Colombia backs hostage-swap offer

Government agrees to US mediation in negotiations with Farc to free politicians.

    Farc has asked that Columbian troops leave an area the size of New York City to begin negotiations [AP]

    Luis Carlos Restrepo, Colombia's high commissioner for peace, said: "The most important thing is the offer from these congress members to go to the negotiation zone as guarantors.

     

    "We believe this could help give confidence to Farc, which has always been afraid to enter talks."

     

    Farc, concerned for the safety of its negotiators, has asked that Colombia withdraw government troops from a rural area, nearly the size of New York City, to negotiate the exchange.

     

    "We believe this could help give confidence to Farc, which has always been afraid to enter talks"

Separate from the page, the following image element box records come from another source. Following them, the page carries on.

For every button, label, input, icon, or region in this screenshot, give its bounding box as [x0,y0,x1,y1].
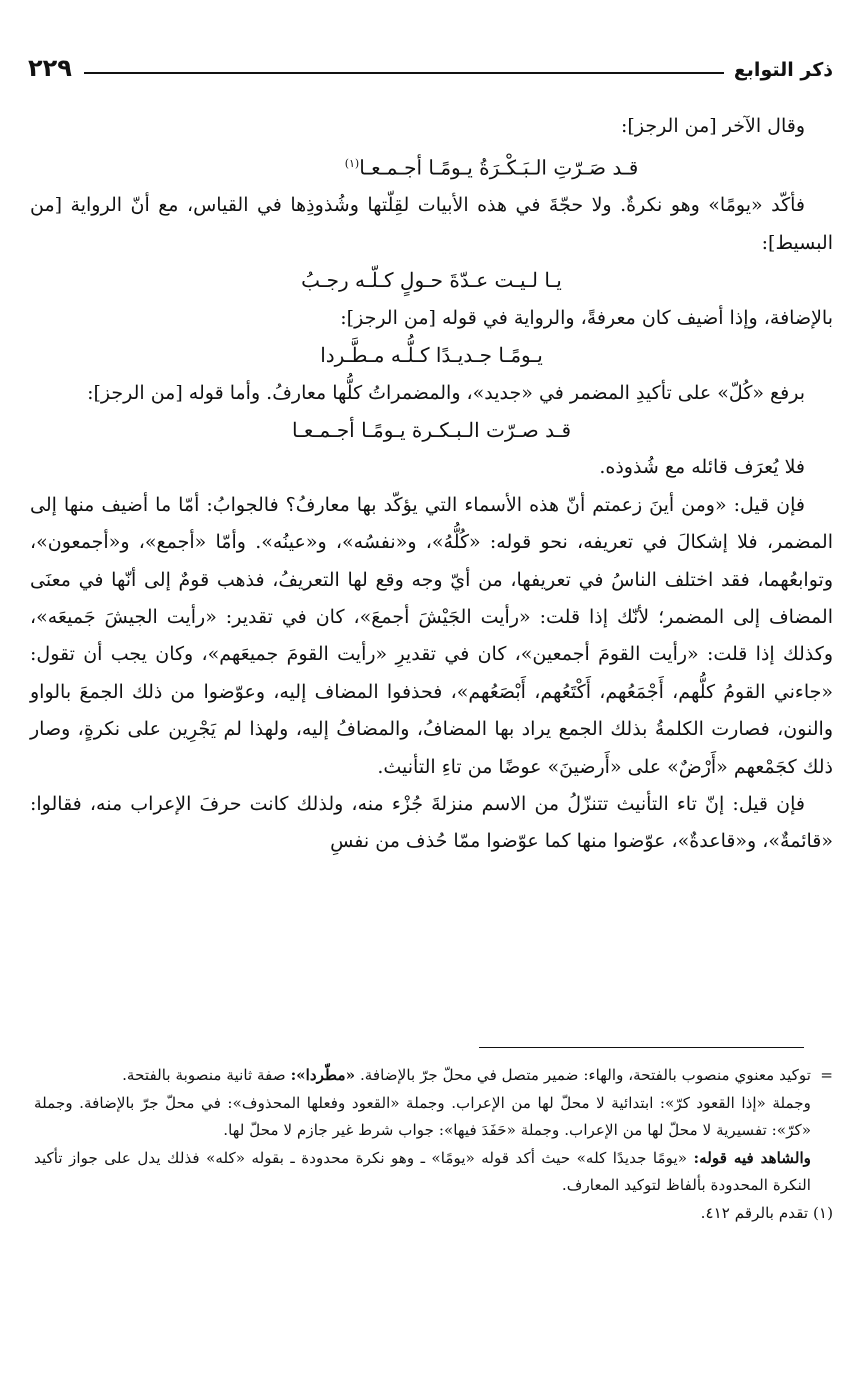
running-head [28,40,833,80]
paragraph-7: فإن قيل: إنّ تاء التأنيث تتنزّلُ من الاسم منزلةَ جُزْء منه، ولذلك كانت حرفَ الإعراب منه، فقالوا: «قائمةٌ»، و«قاعدةٌ»، عوّضوا منها كما عوّضوا ممّا حُذف من نفسِ [30,792,833,853]
footnote-term: «مطّردا»: [290,1066,356,1084]
footnote-continued-text: توكيد معنوي منصوب بالفتحة، والهاء: ضمير متصل في محلّ جرّ بالإضافة. [359,1066,811,1084]
verse-1 [30,145,833,187]
verse-1-text: قـد صَـرّتِ الـبَـكْـرَةُ يـومًـا أجـمـعـا [359,156,639,181]
footnote-ref-1: (١) [344,157,360,171]
paragraph-2: فأكّد «يومًا» وهو نكرةٌ. ولا حجّةَ في هذه الأبيات لقِلّتها وشُذوذِها في القياس، مع أنّ الرواية [من البسيط]: [30,194,833,254]
continuation-mark: = [820,1066,833,1084]
footnote-continued [34,1062,833,1090]
paragraph-6: فإن قيل: «ومن أينَ زعمتم أنّ هذه الأسماء التي يؤكّد بها معارفُ؟ فالجوابُ: أمّا ما أضيف منها إلى المضمر، فلا إشكالَ في تعريفه، نحو قوله: «كُلُّهُ»، و«نفسُه»، و«عينُه». وأمّا «أجمع»، و«أجمعون»، وتوابعُهما، فقد اختلف الناسُ في تعريفها، من أيّ وجه وقع لها التعريفُ، فذهب قومٌ إلى أنّها في معنَى المضاف إلى المضمر؛ لأنّك إذا قلت: «رأيت الجَيْشَ أجمعَ»، كان في تقدير: «رأيت الجيشَ جَميعَه»، وكذلك إذا قلت: «رأيت القومَ أجمعين»، كان في تقديرِ «رأيت القومَ جميعَهم»، وكان يجب أن تقول: «جاءني القومُ كلُّهم، أَجْمَعُهم، أَكْتَعُهم، أَبْصَعُهم»، فحذفوا المضاف إليه، وعوّضوا من ذلك الجمعَ بالواو والنون، فصارت الكلمةُ بذلك الجمع يراد بها المضافُ، والمضافُ إليه، ولهذا لم يَجْرِين على نكرةٍ، وصار ذلك كجَمْعهم «أَرْضٌ» على «أَرضينَ» عوضًا من تاءِ التأنيث. [30,493,833,778]
paragraph-5: فلا يُعرَف قائله مع شُذوذه. [599,456,805,479]
footnote-parsing: وجملة «إذا القعود كرّ»: ابتدائية لا محلّ لها من الإعراب. وجملة «القعود وفعلها المحذوف»: في محلّ جرّ بالإضافة. وجملة «كرّ»: تفسيرية لا محلّ لها من الإعراب. وجملة «حَفَدَ فيها»: جواب شرط غير جازم لا محلّ لها. [34,1093,811,1139]
footnote-1 [34,1200,833,1228]
footnote-separator [479,1047,804,1048]
paragraph-intro: وقال الآخر [من الرجز]: [621,115,805,137]
running-head-title: ذكر التوابع [733,59,833,81]
paragraph-3: بالإضافة، وإذا أضيف كان معرفةً، والرواية في قوله [من الرجز]: [340,306,833,329]
verse-4: قـد صـرّت الـبـكـرة يـومًـا أجـمـعـا [291,417,572,442]
paragraph-4: برفع «كُلّ» على تأكيدِ المضمر في «جديد»، والمضمراتُ كلُّها معارفُ. وأما قوله [من الرجز]: [87,381,805,404]
verse-3: يـومًـا جـديـدًا كـلُّـه مـطَّـردا [320,343,543,368]
main-text [30,108,833,861]
verse-2: يـا لـيـت عـدّةَ حـولٍ كـلّـه رجـبُ [301,268,562,293]
footnote-1-text: تقدم بالرقم ٤١٢. [700,1203,809,1222]
footnote-evidence [34,1145,833,1200]
footnote-1-number: (١) [812,1203,833,1222]
footnotes [34,1062,833,1227]
footnote-evidence-text: «يومًا جديدًا كله» حيث أكد قوله «يومًا» ـ وهو نكرة محدودة ـ بقوله «كله» فذلك يدل على جواز تأكيد النكرة المحدودة بألفاظ لتوكيد المعارف. [34,1148,811,1194]
footnote-term-text: صفة ثانية منصوبة بالفتحة. [122,1066,286,1084]
footnote-evidence-label: والشاهد فيه قوله: [693,1148,812,1167]
page-number: ٢٢٩ [28,54,72,82]
running-head-rule [84,72,724,74]
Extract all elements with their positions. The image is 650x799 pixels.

    Luis Carlos Restrepo, Colombian peace negotiator

    Alvaro Uribe, the Colombian president, says he is considering the idea but may instead try to rescue the kidnap victims, an option rejected by families of the hostages as too dangerous.

     

    Thomas Howes, Keith Stansell and Marc Gonsalves, all US defence contractors, were captured after their aircraft crashed in the jungle during a drug-eradication mission in 2003.

     

    Farc is also holding Ingrid Betancourt, a French-Colombian taken during her 2002 presidential campaign.

     

    James McGovern, a Massachusetts Democrat, said: "I believe the way to reunite these families is through an exchange.

     

    "If we can do that it could be a step toward other talks aimed at bringing an end to the conflict."

     

    An estimated 3,170 hostages are held by the Farc, other rebel groups and criminals in Colombia, according to government figures.

     

    Farc grew out of a campaign to force land reforms and other measures aimed at reducing the gap between rich and poor in the 1960s.